The other thing that narks me about this neo-millennial entitled attitude is the utter selfish arrogance of it all.

The claim is ‘we are the future and WE need action to protect our future before OLD PEOPLE destroy it.’

Well lets look at that for a bit. I am currently 40 something and this selfish entitled sprog is about 30 years younger than me. Assuming we both live to 100 our lives will overlap for 70 years.
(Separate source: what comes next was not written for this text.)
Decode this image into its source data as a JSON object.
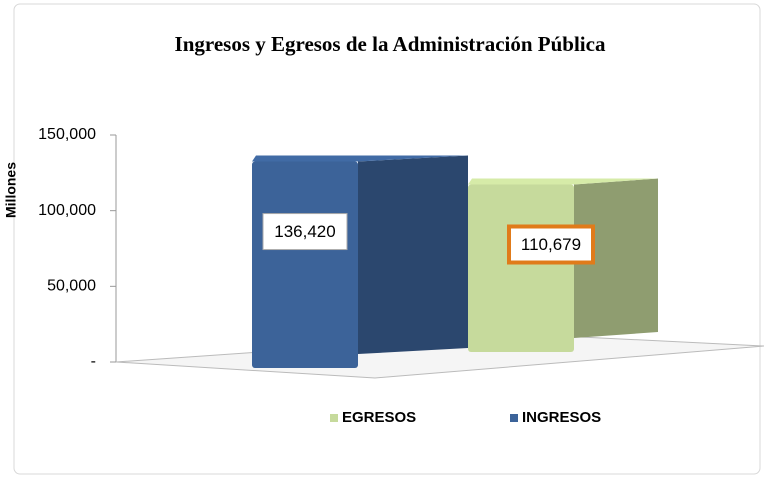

Now if we ignore her younger years and place her ‘we are the future’ ego trip as started about now, then for 55 or so of those 70 years she expects to be in charge because people like me, despite the fact we also will be living in exactly the same environment, are too stupid to know what a real environment is and are actively hoping to roll around in sun bleached slag heaps the rest of our lives.

Jean and her little friends are selfish entitled control freaks and quite frankly she should start learning from people with actual life experiences behind them or get use to a low wage career in hospitality.

Get STEM or Get Coffee.

D Cage
November 13, 2018 3:27 am

Well they will be a huge asset to climate science non believers when climate change believers can rightfully be dismissed as the view of ignorant uneducated morons.

Tom Abbott
November 13, 2018 5:31 am

I don’t get it. Here we have Australia’s politicians doing their very best to bankrupt the country by attempting to rely on windmills and industrial solar to supply their electrical power and some Australian school kids think their politicians are not going down the road to ruin fast enough!

I wonder if anyone ever told the kids or the politicians that their complete curtailing of fossil fuel burning in Australia won’t make a bit of difference in the greater scheme of things.

China and India will offset any Australian CO2 reductions in a matter of weeks or months with increased CO2 output, and China and India can increase their output as much as they desire from now until the year 2030.

Australia’s efforts to reduce CO2 are a very damaging waste of time. Someone ought to clue the school kids and the politicians in before they really screw things up.